There was a long beat in which Hans felt the blood rushing in his ears. "What do I have to do?"

Mr. Gold closed the distance between them now, smiling gleefully, and held the knife out for the former prince. Up close, Hans could see that the hilt was triangular, and its flat sides were covered with runic text that he did not recognize.

"This is a special kind of knife. It's called a 'tensing blade,' and it captures the soul of whosoever it comes to... end. To go to my friend, you must pierce your own heart with this knife."

"What?" Hans felt the blood rushing in his ears grow louder as he looked at the man's hands. All he could see was the gleam of the blade; it was so bright that it burned in the back of eyes and each time he blinked he saw its shimmering outline. "You're trying to get me to commit suicide!"

"Of course I am!" Mr. Gold was growing ever more animated, almost frantic. "You must take a leap of faith, Mister Westergaard, and trust that my friend will be waiting for you on the other side!"

Hans still hesitated, looking uncomfortably at the blade mere inches from his chest.

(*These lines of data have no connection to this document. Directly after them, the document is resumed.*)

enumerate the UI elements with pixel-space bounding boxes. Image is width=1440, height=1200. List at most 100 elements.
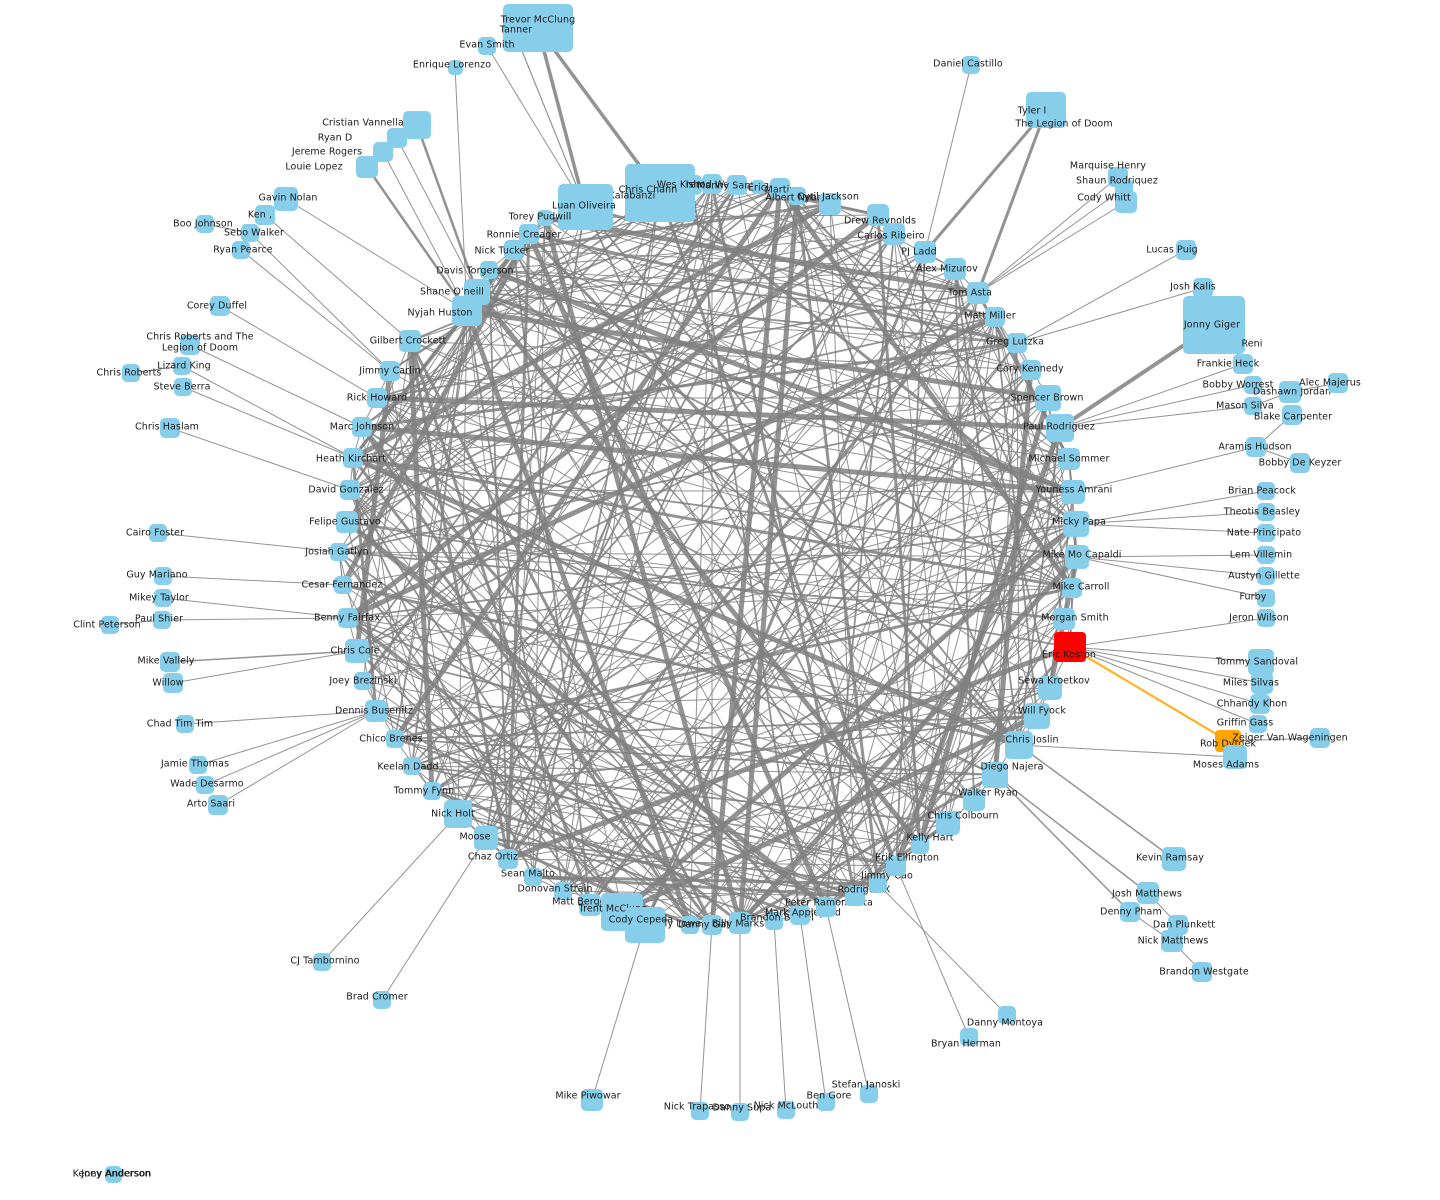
- graph-node[interactable]: [1183, 296, 1245, 354]
- graph-node[interactable]: [373, 991, 391, 1009]
- graph-node[interactable]: [869, 875, 887, 893]
- graph-node[interactable]: [691, 1102, 709, 1120]
- graph-node[interactable]: [189, 756, 207, 774]
- graph-node[interactable]: [232, 241, 250, 259]
- graph-node[interactable]: [729, 912, 751, 934]
- graph-node[interactable]: [1053, 608, 1075, 630]
- graph-node[interactable]: [867, 204, 889, 226]
- graph-node[interactable]: [1024, 703, 1050, 729]
- graph-node[interactable]: [336, 511, 358, 533]
- graph-node[interactable]: [1257, 482, 1275, 500]
- graph-node[interactable]: [1223, 745, 1247, 769]
- graph-node[interactable]: [1192, 962, 1212, 982]
- graph-node[interactable]: [403, 111, 431, 139]
- graph-node[interactable]: [1063, 511, 1089, 537]
- graph-node[interactable]: [154, 589, 172, 607]
- graph-node[interactable]: [537, 210, 553, 226]
- graph-node[interactable]: [160, 418, 180, 438]
- graph-node[interactable]: [960, 1028, 978, 1046]
- graph-node[interactable]: [1248, 649, 1274, 675]
- graph-node[interactable]: [702, 174, 722, 194]
- graph-node[interactable]: [153, 611, 171, 629]
- graph-node[interactable]: [1250, 694, 1270, 714]
- graph-node[interactable]: [982, 762, 1008, 788]
- graph-node[interactable]: [1279, 381, 1301, 403]
- graph-node[interactable]: [507, 27, 525, 45]
- graph-node[interactable]: [1244, 397, 1262, 415]
- graph-node[interactable]: [998, 1006, 1016, 1024]
- graph-node[interactable]: [154, 567, 172, 585]
- graph-node[interactable]: [210, 296, 230, 316]
- graph-node[interactable]: [963, 789, 985, 811]
- graph-node[interactable]: [338, 608, 358, 628]
- graph-node[interactable]: [967, 282, 989, 304]
- graph-node[interactable]: [1246, 437, 1266, 457]
- graph-node[interactable]: [101, 616, 119, 634]
- graph-node[interactable]: [1038, 676, 1062, 700]
- graph-node[interactable]: [751, 180, 765, 194]
- graph-node[interactable]: [962, 56, 980, 74]
- graph-node[interactable]: [480, 261, 498, 279]
- graph-node[interactable]: [160, 652, 180, 672]
- graph-node[interactable]: [682, 175, 702, 195]
- graph-node[interactable]: [1282, 405, 1302, 425]
- graph-node[interactable]: [399, 330, 421, 352]
- graph-node[interactable]: [478, 37, 496, 55]
- graph-node[interactable]: [1005, 731, 1033, 759]
- graph-node[interactable]: [1257, 546, 1275, 564]
- graph-node[interactable]: [1257, 524, 1275, 542]
- graph-node[interactable]: [255, 205, 275, 225]
- graph-node[interactable]: [498, 849, 518, 869]
- graph-node[interactable]: [444, 800, 472, 828]
- graph-node[interactable]: [403, 757, 421, 775]
- graph-node[interactable]: [196, 776, 214, 794]
- graph-node[interactable]: [380, 361, 400, 381]
- graph-node[interactable]: [1257, 589, 1275, 607]
- graph-node[interactable]: [1257, 567, 1275, 585]
- graph-node[interactable]: [367, 388, 387, 408]
- graph-node[interactable]: [519, 224, 539, 244]
- graph-node[interactable]: [1137, 882, 1159, 904]
- graph-node[interactable]: [1007, 333, 1027, 353]
- graph-node[interactable]: [149, 524, 167, 542]
- graph-node[interactable]: [174, 378, 192, 396]
- graph-node[interactable]: [886, 856, 906, 876]
- graph-node[interactable]: [883, 223, 905, 245]
- graph-node[interactable]: [356, 156, 378, 178]
- graph-node[interactable]: [1257, 503, 1275, 521]
- graph-node[interactable]: [208, 795, 228, 815]
- graph-node[interactable]: [702, 915, 722, 935]
- graph-node[interactable]: [386, 730, 404, 748]
- graph-node[interactable]: [373, 142, 393, 162]
- graph-node[interactable]: [1065, 545, 1089, 569]
- graph-node[interactable]: [365, 700, 387, 722]
- graph-node[interactable]: [180, 335, 200, 355]
- graph-node[interactable]: [1328, 373, 1348, 393]
- graph-node[interactable]: [1021, 360, 1041, 380]
- graph-node[interactable]: [819, 193, 841, 215]
- graph-node[interactable]: [1061, 480, 1085, 504]
- graph-node[interactable]: [1176, 240, 1196, 260]
- graph-node[interactable]: [625, 907, 665, 943]
- graph-node[interactable]: [554, 882, 572, 900]
- graph-node[interactable]: [196, 215, 214, 233]
- graph-node[interactable]: [1249, 715, 1267, 733]
- graph-node[interactable]: [423, 782, 441, 800]
- graph-node[interactable]: [777, 1101, 795, 1119]
- graph-node[interactable]: [1161, 930, 1183, 952]
- graph-node[interactable]: [985, 307, 1005, 327]
- graph-node[interactable]: [447, 59, 463, 75]
- graph-node[interactable]: [788, 187, 806, 205]
- graph-node[interactable]: [817, 1093, 835, 1111]
- graph-node[interactable]: [727, 175, 747, 195]
- graph-node[interactable]: [1310, 728, 1330, 748]
- graph-node[interactable]: [345, 639, 369, 663]
- graph-node[interactable]: [765, 912, 783, 930]
- graph-node[interactable]: [1233, 354, 1253, 374]
- graph-node[interactable]: [163, 673, 183, 693]
- graph-node[interactable]: [474, 826, 498, 850]
- graph-node[interactable]: [579, 894, 601, 916]
- graph-node[interactable]: [1026, 92, 1066, 128]
- graph-node[interactable]: [681, 916, 699, 934]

"What the hell have you got to lose, man?" The entrant to the cell was practically yelling now, his fervor having reached a fever pitch. "You'll be dead tomorrow regardless! Take a leap of faith!"

The man's words pounding in his ears above the hammer of his heart, Hans reached out and placed his hands around the hilt of the blade.

"Yes! Yes! Do it!" Mr. Gold was screaming now, and Hans heard the shouts of the guards at the end of the corridor, heard their rushing footsteps. He had little time.

The screams of Mr. Gold sounded faraway in an instant, as if Hans had shoved his head underwater. In the next second he heard only his heartbeat. Once. The prisoner drew his last breath in this life. Twice. He mustered his strength and plunged the knife towards himself. Thrice.

xxx

The guards were required to force open the door to the cell; something or someone on the inside had managed to barricade it. Their shouting subsided as the door fell inwards, revealing that Mr. Gold was nowhere to be seen. All that was left in the cell was the prisoner slumped against the wall, bleeding onto his cot from a horrible wound in his chest. He was already dead.